No, I needed something entirely different, entirely just for me. to buy a new domain on PorkBun, sign up on GitLab to build a new site from scratch with a design that sparked joy for me, and finally sink my teeth and immerse myself into the independent Internet.
There are so many things that I could list off that have been positive in this experience so far. Creating all the different slash pages for my site made me do an inventory of myself: what matters? what do I care about? What do I use on a daily basis that I ought to be grateful for? You can see all my different pages here.
These are not the kind of introspective questions you find yourself asking on a consistent basis on typical social media platforms (Instagram, TikTok, or God forbid X). There's just an overwhelming amount of content, of new information and stimuli to ever just meditate.
I found myself no longer merely writing navel-gazing articles and thinkpieces, I was actively trying to figure out how to improve my site for others and, in turn, share those improvements for others to copy. Because my site is entirely free and open source, meaning that anybody can outright take any code or ideas I share. And I encourage it!
I'd like to go over a few pieces of tech that I have been developing on my site since I began (warning: ultra-nerdy talk ahead):
- To start, I used IndieAuth to add a comment section to my blog posts. This means that other people can respond without needing to make yet another account and remember yet another password. All you need is your own website, which you really ought to have! This turned my website from a guy talking to himself into a proper dialogue, a to-and-fro.
- I can write posts anywhere online using the same code that I used to add a comment section, I also turned my website into an API that allows me to publish blog posts from Quill with Micropub.
- I got into the weeds and improved optimization, figuring out how to implement good coding practices to make my site load faster. For instance, my massive from-scratch CSS stylesheet was split up into fourteen different parts, with each part hashed so that the unchanged parts remain cached in people's browsers.
- I extended the functionality of Robb Knight's post graph plugin, which allows me to have a cool visualization of my posts on my homepage that's now fully interactable.
- I found out about the history of 88x31 badges, and discovered over a dozen badges that I'm totally in love with to display on my own site, and also found a really awesome generator to create my own!
- To connect with others on the IndieWeb, I searched and added myself to web rings, which are ways of connecting sites and adding social discoverability to your site without search engines.

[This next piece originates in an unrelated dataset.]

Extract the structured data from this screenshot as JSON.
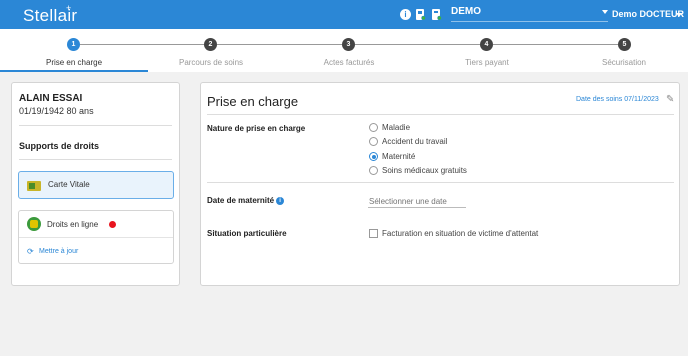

- My site is now part of the XXIIVV Webring, Bucketfish Webring, Hotline Webring, Static.Quest Webring, Dinhe.net Webring, the Fediring and of course, the IndieWeb Webring.
- I used GitLab's CI/CD to mirror my site to NeoCities, giving me both a redundant backup of my site, but also allowing my site to live within NeoCities' ecosystem rather effortlessly.
- I created a gratitude log that lives at log.brennan.day. This is particularly interesting because this subdomain is a site that lives in a separate repository that I'm tracking with Beeminder. This means I need to update the site with my daily gratitude journal each day or else I have to pay! Talk about accountability and pushing myself to do what I know I ought to be doing.
- I discovered even more resources about the IndieWeb people could use to get started and immersed into the subculture.
- I went through and made sure my website worked for people who have disabled Javascript on their web browser (or who don't have it at all, in the first place). Developers who rely on heavy frameworks like React or Vue are creating websites that will work for most people, sure, but not everyone. Creating an accessible website for everyone means everyone.
Speaking of, just a few days ago, I was accepted into the wonderful SSH-based Tilde.town, yet another community of lovely people that's invisible to those who have the typical understanding of the Internet. It is so exciting that I can boot up my ancient ThinkPad X200T into a terminal-only interface (the kind that was standard in DOS and pre-Windows 95) and actually be able to play fun games, communicate with people, and write in my new journal.
The Internet is full of amazement and goodness. You just need to know where to look for it. And you need to start looking! Invest your time and energy into something that you truly own and share it with others. Imagine what we can build together going forward.